As early as the 4th century B.C., Aristotle attempted to identify the core emotions in humans when he proposed 14 distinct facial expressions: fear, confidence, anger, friendship, calm, enmity, shame, shamelessness, pity, kindness, envy, indignation, emulation, and contempt.
The first-century collection of Chinese texts called the Book of Rites also gave the set of “basic” or “primary” emotions or the seven ‘feelings of men’ as joy, anger, sadness, fear, love, disliking, and liking.
In 1872, Charles Darwin theorized that emotions were innate and evolved with a functional purpose in his publication, The Expression of the Emotions in Man and Animals. While he did not fully define them, Darwin’s short-list included five: fear, anger, sadness, happiness, and love.
In 1890, American philosopher and psychologist, William James proposed just four basic emotions: fear, grief, love, and rage, based on bodily reactions.

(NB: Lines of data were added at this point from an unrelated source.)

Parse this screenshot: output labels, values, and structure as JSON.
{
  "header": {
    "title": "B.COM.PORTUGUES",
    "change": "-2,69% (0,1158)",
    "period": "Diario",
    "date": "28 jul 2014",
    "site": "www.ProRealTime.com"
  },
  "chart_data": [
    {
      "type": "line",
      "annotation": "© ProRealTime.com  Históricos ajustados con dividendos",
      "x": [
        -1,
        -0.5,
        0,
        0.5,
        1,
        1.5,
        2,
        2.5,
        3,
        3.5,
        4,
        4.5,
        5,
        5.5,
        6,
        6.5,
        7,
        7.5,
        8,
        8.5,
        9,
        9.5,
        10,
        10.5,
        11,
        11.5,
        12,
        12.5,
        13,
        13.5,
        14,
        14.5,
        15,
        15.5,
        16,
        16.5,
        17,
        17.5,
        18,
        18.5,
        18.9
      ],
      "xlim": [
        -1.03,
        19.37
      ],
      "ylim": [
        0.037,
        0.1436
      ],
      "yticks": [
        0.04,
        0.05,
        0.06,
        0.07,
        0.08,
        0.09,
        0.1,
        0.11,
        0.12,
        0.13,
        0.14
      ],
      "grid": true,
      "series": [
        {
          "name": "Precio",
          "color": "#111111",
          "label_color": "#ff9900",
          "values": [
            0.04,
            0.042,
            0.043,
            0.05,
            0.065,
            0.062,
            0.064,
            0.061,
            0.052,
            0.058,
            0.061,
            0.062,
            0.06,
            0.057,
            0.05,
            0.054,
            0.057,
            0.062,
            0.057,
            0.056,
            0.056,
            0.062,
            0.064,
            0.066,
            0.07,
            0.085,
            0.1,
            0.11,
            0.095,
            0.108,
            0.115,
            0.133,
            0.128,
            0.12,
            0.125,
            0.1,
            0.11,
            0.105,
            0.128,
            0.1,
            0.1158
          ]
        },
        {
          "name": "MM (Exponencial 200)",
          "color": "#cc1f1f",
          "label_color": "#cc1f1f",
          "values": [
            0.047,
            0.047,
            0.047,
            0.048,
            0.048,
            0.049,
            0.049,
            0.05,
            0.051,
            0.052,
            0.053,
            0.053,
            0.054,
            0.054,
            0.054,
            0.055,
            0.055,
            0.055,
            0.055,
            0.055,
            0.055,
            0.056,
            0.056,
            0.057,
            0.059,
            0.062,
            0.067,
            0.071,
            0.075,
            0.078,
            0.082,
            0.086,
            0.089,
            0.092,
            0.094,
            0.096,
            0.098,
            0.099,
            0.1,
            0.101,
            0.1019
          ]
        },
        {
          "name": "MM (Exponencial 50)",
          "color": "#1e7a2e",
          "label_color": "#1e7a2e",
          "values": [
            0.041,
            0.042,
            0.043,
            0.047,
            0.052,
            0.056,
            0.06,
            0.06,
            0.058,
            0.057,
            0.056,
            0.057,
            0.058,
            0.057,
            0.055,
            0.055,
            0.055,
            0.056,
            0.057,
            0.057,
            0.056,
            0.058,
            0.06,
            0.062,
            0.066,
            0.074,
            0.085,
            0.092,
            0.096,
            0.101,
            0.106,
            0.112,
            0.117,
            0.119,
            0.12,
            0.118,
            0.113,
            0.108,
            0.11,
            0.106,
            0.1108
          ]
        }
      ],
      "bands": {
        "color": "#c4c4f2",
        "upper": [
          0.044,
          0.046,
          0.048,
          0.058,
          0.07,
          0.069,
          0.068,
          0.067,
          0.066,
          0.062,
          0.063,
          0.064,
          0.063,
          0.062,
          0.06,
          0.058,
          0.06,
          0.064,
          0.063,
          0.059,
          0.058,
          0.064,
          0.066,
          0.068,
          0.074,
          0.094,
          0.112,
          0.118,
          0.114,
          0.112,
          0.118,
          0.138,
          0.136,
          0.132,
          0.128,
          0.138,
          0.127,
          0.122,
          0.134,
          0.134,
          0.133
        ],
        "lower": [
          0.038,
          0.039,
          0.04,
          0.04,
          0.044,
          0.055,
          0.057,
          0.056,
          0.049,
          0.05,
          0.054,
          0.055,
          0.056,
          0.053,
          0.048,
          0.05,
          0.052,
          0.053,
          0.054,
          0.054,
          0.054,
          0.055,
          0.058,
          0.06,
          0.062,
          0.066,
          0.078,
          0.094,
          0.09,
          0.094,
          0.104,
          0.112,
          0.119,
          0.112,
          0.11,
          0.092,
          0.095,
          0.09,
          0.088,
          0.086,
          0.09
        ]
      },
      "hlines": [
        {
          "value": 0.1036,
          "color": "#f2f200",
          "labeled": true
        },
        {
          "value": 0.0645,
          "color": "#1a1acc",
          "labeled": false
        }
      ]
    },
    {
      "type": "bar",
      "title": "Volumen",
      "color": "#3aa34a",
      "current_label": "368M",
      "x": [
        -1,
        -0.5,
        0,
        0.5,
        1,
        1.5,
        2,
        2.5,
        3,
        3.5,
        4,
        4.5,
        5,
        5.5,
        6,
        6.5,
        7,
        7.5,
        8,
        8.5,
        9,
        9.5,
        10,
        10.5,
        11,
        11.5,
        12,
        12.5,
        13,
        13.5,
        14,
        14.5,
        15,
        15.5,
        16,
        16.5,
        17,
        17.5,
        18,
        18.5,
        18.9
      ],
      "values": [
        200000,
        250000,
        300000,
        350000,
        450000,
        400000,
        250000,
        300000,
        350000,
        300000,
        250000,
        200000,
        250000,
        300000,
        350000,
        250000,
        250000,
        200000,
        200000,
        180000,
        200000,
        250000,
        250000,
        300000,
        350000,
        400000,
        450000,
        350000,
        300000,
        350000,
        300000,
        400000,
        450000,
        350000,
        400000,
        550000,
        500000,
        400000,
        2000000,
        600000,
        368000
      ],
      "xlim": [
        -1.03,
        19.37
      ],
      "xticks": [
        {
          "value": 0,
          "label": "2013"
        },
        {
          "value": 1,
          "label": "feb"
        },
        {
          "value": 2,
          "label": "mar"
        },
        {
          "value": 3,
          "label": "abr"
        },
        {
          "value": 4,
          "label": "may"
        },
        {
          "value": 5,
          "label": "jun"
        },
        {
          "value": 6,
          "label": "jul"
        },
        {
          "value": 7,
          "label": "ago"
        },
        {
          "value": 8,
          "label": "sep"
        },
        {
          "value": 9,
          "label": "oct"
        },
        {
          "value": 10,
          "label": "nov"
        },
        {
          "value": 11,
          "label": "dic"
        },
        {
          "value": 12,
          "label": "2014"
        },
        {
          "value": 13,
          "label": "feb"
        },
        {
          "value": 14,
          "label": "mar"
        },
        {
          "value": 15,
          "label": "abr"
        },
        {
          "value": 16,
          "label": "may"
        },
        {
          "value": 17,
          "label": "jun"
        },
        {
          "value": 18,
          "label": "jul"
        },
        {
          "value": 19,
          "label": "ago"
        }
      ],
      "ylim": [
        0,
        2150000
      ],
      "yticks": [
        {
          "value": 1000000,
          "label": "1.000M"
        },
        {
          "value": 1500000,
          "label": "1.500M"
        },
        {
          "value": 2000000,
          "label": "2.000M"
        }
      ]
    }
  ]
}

Nearly a century later, Robert Plutchick, professor emeritus at the Albert Einstein College of Medicine, grouped emotions into four pairs of polar opposites (joy-sadness, anger-fear, trust-distrust, surprise-anticipation). He later expanded those into a wheel-like diagram with eight derivative emotions that overlapped and bled into the next like hues on a color wheel to form secondary and complementary emotional “colors.”
In 1988, American psychologist and professor Paul Ekman expanded the list of basic emotions with positive and negative emotions by including Amusement, Contempt, Contentment, Embarrassment, Excitement, Guilt, Pride in achievement, Relief, Satisfaction, Sensory pleasure, and Shame.
More recent research by the Institute of Neuroscience and Psychology at the University of Glasgow suggests the range of human emotion comes back to only four “basic” emotions: happy, sad, afraid/surprised, and angry/disgusted.
So regardless of the actual number, my point is that most men are not even sure how many emotions they have, much less know how to manage them!
I won’t go into detail but we all know that neuroscience proves women and men’s brains are different. However, most generally agree that women express their emotions more openly and verbally than men.
But this is based on socialized gender roles and not biology. You know, Men are from Mars, Women are from Venus theory.
There is also the nature vs nurture debate about whether a person’s genes or the environment determine behavior throughout a person’s life.
All that said, men feel the same level and intensity of feelings but we process our emotions differently. We tend to either suppress or over-express our emotions, especially with anger, which men tend to express outwardly, particularly toward strangers.
Again, is this a social construct?
The List of Emotions
After reading several articles about the various types of emotions, here is the list that I believe is the most difficult for men to manage:
- Fear (especially of fear of failure)
- Pridefulness (Ego & Power)
- Guilt (Shame)
- Boredom (Aloneness)
For this entire series, I hope to format the posts in 3-parts: the emotion, the reaction, and the response. I will define the emotion, describe its environmental and physiological reaction, and then provide some biblical context to suggest the appropriate response.